The electric vibrator motor is an electrical device that generates vibration for use in a variety of applications. It converts electrical current to mechanical motion through an electromechanical system and a magnetic field. It is used to agitate liquids and powders, move bulk solids in a conveyor line, or separate products in a bunker or landfill pipe. It also helps to maintain an even flow of material and reduces product loss due to a blocked chute or hopper.

There are a few basic types of motors that can be classified as vibrator motors: linear resonance motors, cylinder coreless motors, and coin vibration motors. They all share a common feature of being compact and lightweight. They can be powered by AC or DC current. The DC type of vibrator motor can be used with a battery for mobile devices like pagers and cell phones. They can also be powered by an AC adapter for powering vacuum tube radios and other electronic devices in cars, boats, and tents.

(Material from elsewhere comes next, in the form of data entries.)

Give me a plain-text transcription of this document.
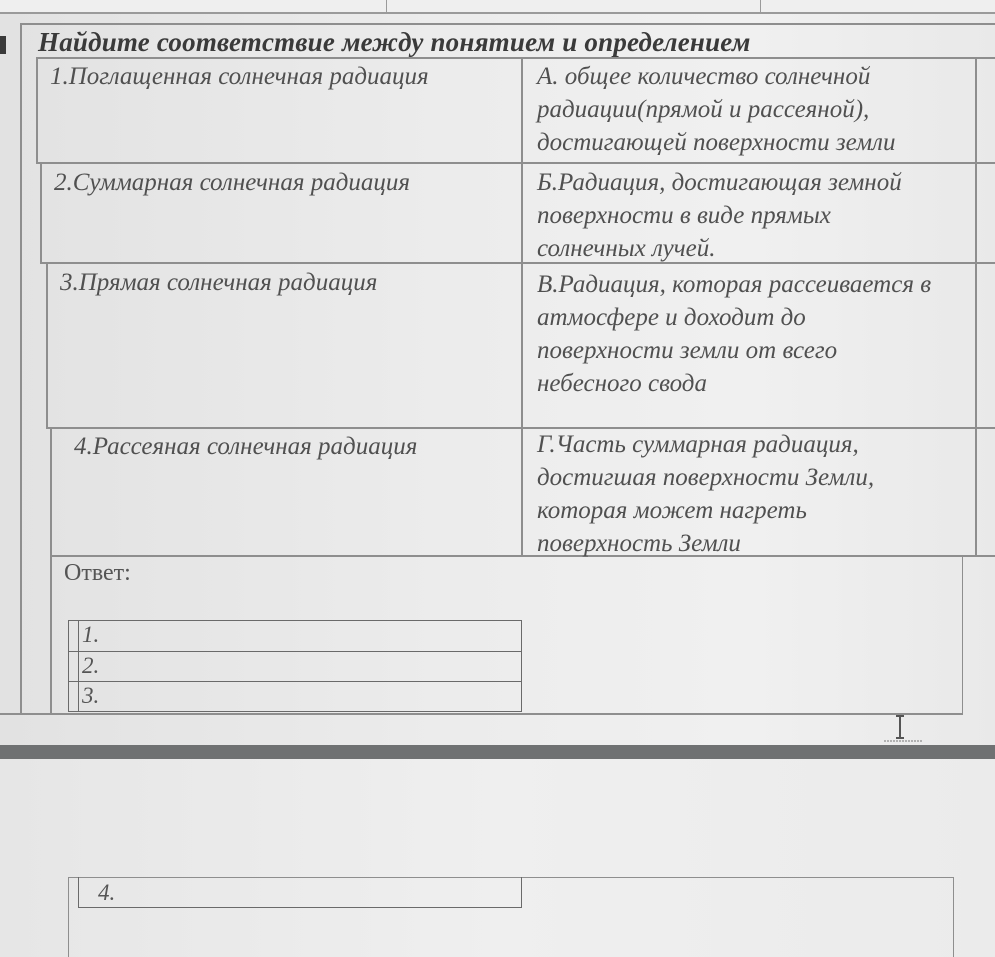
Найдите соответствие между понятием и определением
1.Поглащенная солнечная радиация
2.Суммарная солнечная радиация
3.Прямая солнечная радиация
4.Рассеяная солнечная радиация
А. общее количество солнечной
радиации(прямой и рассеяной),
достигающей поверхности земли
Б.Радиация, достигающая земной
поверхности в виде прямых
солнечных лучей.
В.Радиация, которая рассеивается в
атмосфере и доходит до
поверхности земли от всего
небесного свода
Г.Часть суммарная радиация,
достигшая поверхности Земли,
которая может нагреть
поверхность Земли
Ответ:
1.
2.
3.
4.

Vibration can be transformed into electric energy using electromagnetic dependent generators, which function on Faraday's law of induction and transform vibration into an electric field. This vibration can then be used to control the amplitude of a motor.

These devices are very popular for a wide range of applications, such as medical and commercial purposes. They can also be used to alert someone that there is an incoming call, or to warn people of danger. They can be made to vibrate in various ways, and the vibration can be directional or random. Some of these motors are even programmable to display different messages.

Electric vibration motors are available with a variety of armature styles, including stub shaft and shaftless designs. They can also be designed with heavy-duty construction for high-quality performance and long-life cycles. Many models have ductile iron castings and steel end covers for maximum durability and corrosion resistance. Some are also explosion-proof, making them a good choice for hazardous environments.

Depending on the design of the vibrator, the amplitude of vibration can be adjusted by changing the rated voltage or by the amount of current. The most important factors that determine a motor's amplitude are the weight mass, distance from the shaft, and the speed of rotation. Increasing the rated voltage will increase the vibration amplitude, while reducing the amplitude will decrease the speed of the motor.

The theoretical model above only considers a few degrees of freedom, so it is not appropriate for highly accurate predictions. Doubling the starting voltage will not necessarily double the speed, and some motors have very flat voltage/speed relationships, so their amplitude can change significantly even when the voltage changes. For more accurate estimates, it is best to perform a full experiment on the vibrator motor and compare the results with those of the simulation. The resulting correlation will provide the impedance, which can be used to calculate the current and displacement of the vibration motor.